I have the following problem with which I cannot solve. I have a very large population of birds e.g. 10 000. There are only 8 species of birds in this population. The size of each species is the same.
I would like to calculate how many birds I have to catch, to be sure in 80% that I caught one bird of each species.
On
If the population has $b$ birds divided equally between $s$ species then I think the probability that you have caught $k$ species after catching $n$ birds satisfies
$$P_{n+1,k}=P_{n,k-1}\frac{b(s-k+1)}{(b-n)s} +P_{n,k}\frac{bk - ns}{(b-n)s}$$
starting with $P_{0,0}=1$ and $P(0,k)=0$ for $k \gt 0$
It seems that with $b=10000$ and $s=8$, you have $P_{27,8} \approx 0.795$ and $P_{28,8} \approx 0.819$ making the answer $28$
As noted in a comment by @HJ_beginner, this is the Coupon Collector's Problem, with species of birds instead of coupons.
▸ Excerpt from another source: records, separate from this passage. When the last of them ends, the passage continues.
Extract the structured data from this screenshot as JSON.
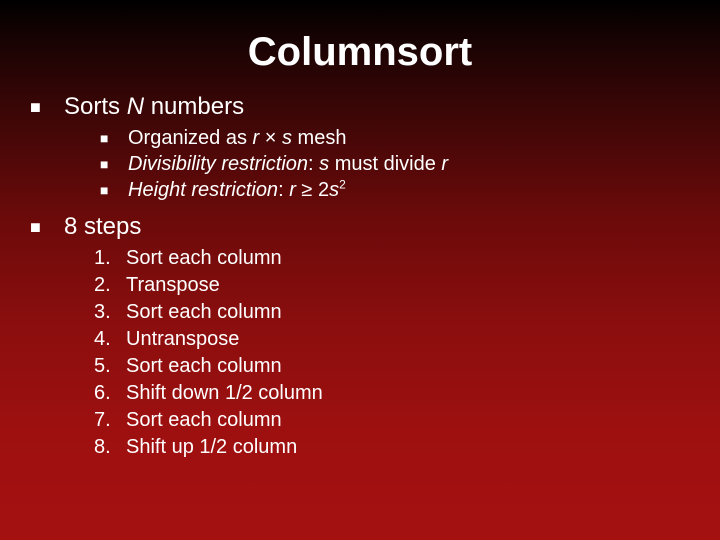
{
  "title": "Columnsort",
  "top1": {
    "pre": "Sorts ",
    "var": "N",
    "post": " numbers"
  },
  "sub": [
    {
      "pre": "Organized as ",
      "r": "r",
      "mid": " × ",
      "s": "s",
      "post": " mesh"
    },
    {
      "label": "Divisibility restriction",
      "sep": ": ",
      "s": "s",
      "mid": " must divide ",
      "r": "r"
    },
    {
      "label": "Height restriction",
      "sep": ": ",
      "r": "r",
      "rel": " ≥ 2",
      "s": "s",
      "exp": "2"
    }
  ],
  "top2": "8 steps",
  "steps": [
    "Sort each column",
    "Transpose",
    "Sort each column",
    "Untranspose",
    "Sort each column",
    "Shift down 1/2 column",
    "Sort each column",
    "Shift up 1/2 column"
  ],
  "nums": [
    "1.",
    "2.",
    "3.",
    "4.",
    "5.",
    "6.",
    "7.",
    "8."
  ]
}
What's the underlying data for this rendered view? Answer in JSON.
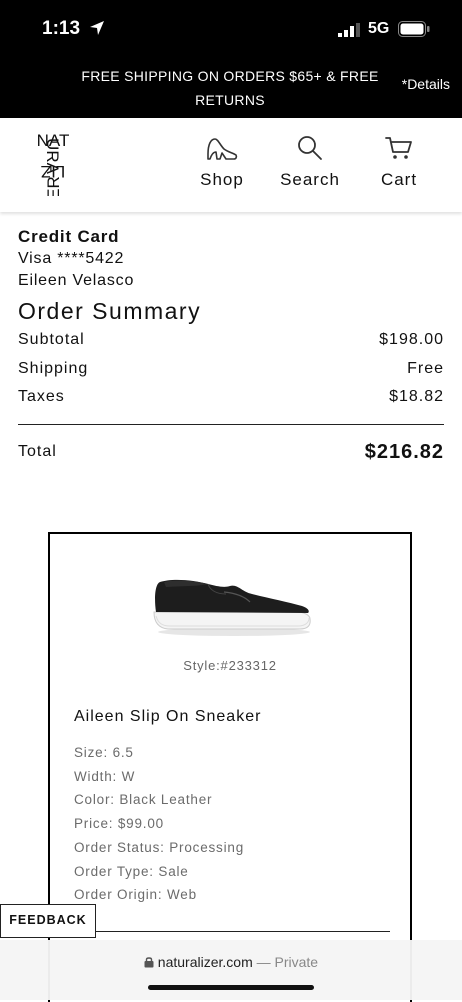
{
  "status_bar": {
    "time": "1:13",
    "network": "5G"
  },
  "promo": {
    "text": "FREE SHIPPING ON ORDERS $65+ & FREE RETURNS",
    "details": "*Details"
  },
  "header": {
    "logo_rows": [
      "NAT",
      "URA",
      "LIZ",
      "ER"
    ],
    "nav": [
      {
        "label": "Shop",
        "icon": "shoe-icon"
      },
      {
        "label": "Search",
        "icon": "search-icon"
      },
      {
        "label": "Cart",
        "icon": "cart-icon"
      }
    ]
  },
  "payment": {
    "title": "Credit Card",
    "card": "Visa ****5422",
    "name": "Eileen Velasco"
  },
  "summary": {
    "title": "Order Summary",
    "rows": [
      {
        "label": "Subtotal",
        "value": "$198.00"
      },
      {
        "label": "Shipping",
        "value": "Free"
      },
      {
        "label": "Taxes",
        "value": "$18.82"
      }
    ],
    "total_label": "Total",
    "total_value": "$216.82"
  },
  "item": {
    "style": "Style:#233312",
    "name": "Aileen Slip On Sneaker",
    "details": [
      "Size: 6.5",
      "Width: W",
      "Color: Black Leather",
      "Price: $99.00",
      "Order Status: Processing",
      "Order Type: Sale",
      "Order Origin: Web"
    ]
  },
  "feedback": "FEEDBACK",
  "browser": {
    "domain": "naturalizer.com",
    "separator": "—",
    "mode": "Private"
  }
}
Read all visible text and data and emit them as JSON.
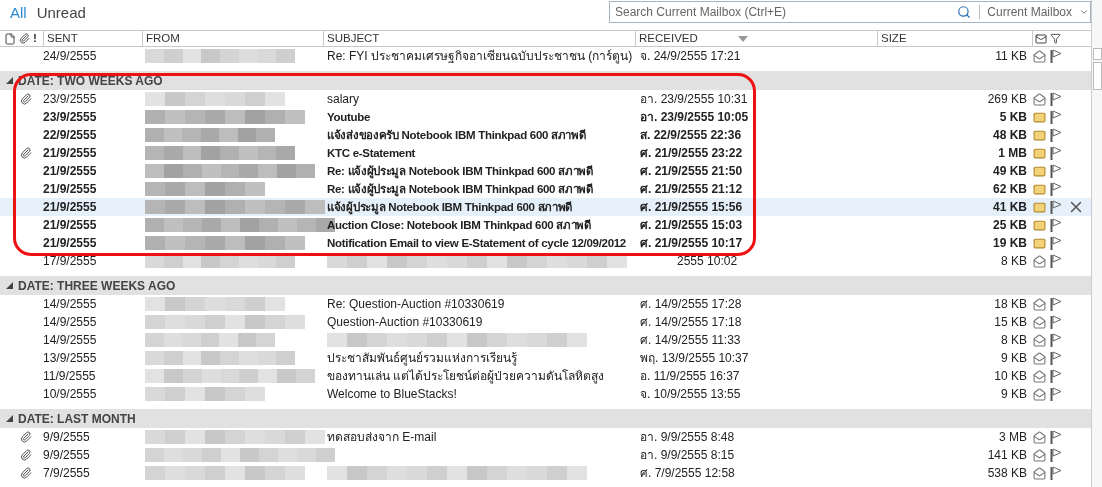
{
  "tabs": [
    {
      "label": "All",
      "selected": true
    },
    {
      "label": "Unread",
      "selected": false
    }
  ],
  "search": {
    "placeholder": "Search Current Mailbox (Ctrl+E)",
    "scope": "Current Mailbox"
  },
  "columns": [
    {
      "kind": "icons",
      "label": "!"
    },
    {
      "kind": "sent",
      "label": "SENT",
      "sorted": false
    },
    {
      "kind": "from",
      "label": "FROM",
      "sorted": false
    },
    {
      "kind": "subject",
      "label": "SUBJECT",
      "sorted": false
    },
    {
      "kind": "received",
      "label": "RECEIVED",
      "sorted": true
    },
    {
      "kind": "size",
      "label": "SIZE",
      "sorted": false
    }
  ],
  "groups": [
    {
      "rows": [
        {
          "sent": "24/9/2555",
          "subject": "Re: FYI ประชาคมเศรษฐกิจอาเซียนฉบับประชาชน (การ์ตูน)",
          "received": "จ. 24/9/2555 17:21",
          "size": "11 KB",
          "unread": false,
          "attachment": false,
          "selected": false
        }
      ]
    },
    {
      "header": "DATE: TWO WEEKS AGO",
      "rows": [
        {
          "sent": "23/9/2555",
          "subject": "salary",
          "received": "อา. 23/9/2555 10:31",
          "size": "269 KB",
          "unread": false,
          "attachment": true,
          "selected": false
        },
        {
          "sent": "23/9/2555",
          "subject": "Youtube",
          "received": "อา. 23/9/2555 10:05",
          "size": "5 KB",
          "unread": true,
          "attachment": false,
          "selected": false
        },
        {
          "sent": "22/9/2555",
          "subject": "แจ้งส่งของครับ Notebook IBM Thinkpad 600 สภาพดี",
          "received": "ส. 22/9/2555 22:36",
          "size": "48 KB",
          "unread": true,
          "attachment": false,
          "selected": false
        },
        {
          "sent": "21/9/2555",
          "subject": "KTC e-Statement",
          "received": "ศ. 21/9/2555 23:22",
          "size": "1 MB",
          "unread": true,
          "attachment": true,
          "selected": false
        },
        {
          "sent": "21/9/2555",
          "subject": "Re: แจ้งผู้ประมูล Notebook IBM Thinkpad 600 สภาพดี",
          "received": "ศ. 21/9/2555 21:50",
          "size": "49 KB",
          "unread": true,
          "attachment": false,
          "selected": false
        },
        {
          "sent": "21/9/2555",
          "subject": "Re: แจ้งผู้ประมูล Notebook IBM Thinkpad 600 สภาพดี",
          "received": "ศ. 21/9/2555 21:12",
          "size": "62 KB",
          "unread": true,
          "attachment": false,
          "selected": false
        },
        {
          "sent": "21/9/2555",
          "subject": "แจ้งผู้ประมูล Notebook IBM Thinkpad 600 สภาพดี",
          "received": "ศ. 21/9/2555 15:56",
          "size": "41 KB",
          "unread": true,
          "attachment": false,
          "selected": true
        },
        {
          "sent": "21/9/2555",
          "subject": "Auction Close: Notebook IBM Thinkpad 600 สภาพดี",
          "received": "ศ. 21/9/2555 15:03",
          "size": "25 KB",
          "unread": true,
          "attachment": false,
          "selected": false
        },
        {
          "sent": "21/9/2555",
          "subject": "Notification Email to view E-Statement of cycle 12/09/2012",
          "received": "ศ. 21/9/2555 10:17",
          "size": "19 KB",
          "unread": true,
          "attachment": false,
          "selected": false
        },
        {
          "sent": "17/9/2555",
          "subject_redacted": true,
          "received": "2555 10:02",
          "size": "8 KB",
          "unread": false,
          "attachment": false,
          "selected": false
        }
      ]
    },
    {
      "header": "DATE: THREE WEEKS AGO",
      "rows": [
        {
          "sent": "14/9/2555",
          "subject": "Re: Question-Auction #10330619",
          "received": "ศ. 14/9/2555 17:28",
          "size": "18 KB",
          "unread": false,
          "attachment": false,
          "selected": false
        },
        {
          "sent": "14/9/2555",
          "subject": "Question-Auction #10330619",
          "received": "ศ. 14/9/2555 17:18",
          "size": "15 KB",
          "unread": false,
          "attachment": false,
          "selected": false
        },
        {
          "sent": "14/9/2555",
          "subject_redacted": true,
          "received": "ศ. 14/9/2555 11:33",
          "size": "8 KB",
          "unread": false,
          "attachment": false,
          "selected": false
        },
        {
          "sent": "13/9/2555",
          "subject": "ประชาสัมพันธ์ศูนย์รวมแห่งการเรียนรู้",
          "received": "พฤ. 13/9/2555 10:37",
          "size": "9 KB",
          "unread": false,
          "attachment": false,
          "selected": false
        },
        {
          "sent": "11/9/2555",
          "subject": "ของทานเล่น แต่ได้ประโยชน์ต่อผู้ป่วยความดันโลหิตสูง",
          "received": "อ. 11/9/2555 16:37",
          "size": "10 KB",
          "unread": false,
          "attachment": false,
          "selected": false
        },
        {
          "sent": "10/9/2555",
          "subject": "Welcome to BlueStacks!",
          "received": "จ. 10/9/2555 13:55",
          "size": "9 KB",
          "unread": false,
          "attachment": false,
          "selected": false
        }
      ]
    },
    {
      "header": "DATE: LAST MONTH",
      "rows": [
        {
          "sent": "9/9/2555",
          "subject": "ทดสอบส่งจาก E-mail",
          "received": "อา. 9/9/2555 8:48",
          "size": "3 MB",
          "unread": false,
          "attachment": true,
          "selected": false
        },
        {
          "sent": "9/9/2555",
          "received": "อา. 9/9/2555 8:15",
          "size": "141 KB",
          "unread": false,
          "attachment": true,
          "selected": false,
          "subject_redacted": false
        },
        {
          "sent": "7/9/2555",
          "subject_redacted": true,
          "received": "ศ. 7/9/2555 12:58",
          "size": "538 KB",
          "unread": false,
          "attachment": true,
          "selected": false
        }
      ]
    }
  ]
}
A First Course in Probability, Seventh Edition by Sheldon Ross gives the following solution to the Coupon Collector's Problem in Example 1e, section 4.1. Let's say there are $N$ types of coupons, and let $T$ be the number of the first draw in which you have a complete set of all $N$ coupons. Then $$P(T>n) = \sum_{i=1}^{N-1} \binom{N}{i} \left( \frac{N-i}{N} \right)^n (-1)^{i+1}$$ for $n>0$.
In your case, we have $N=8$ and we want the least $n$ such that $P(T > n) < 0.2$. By computation, the least such $n$ is $n=28$, with $P(T > 28) = 0.181464$.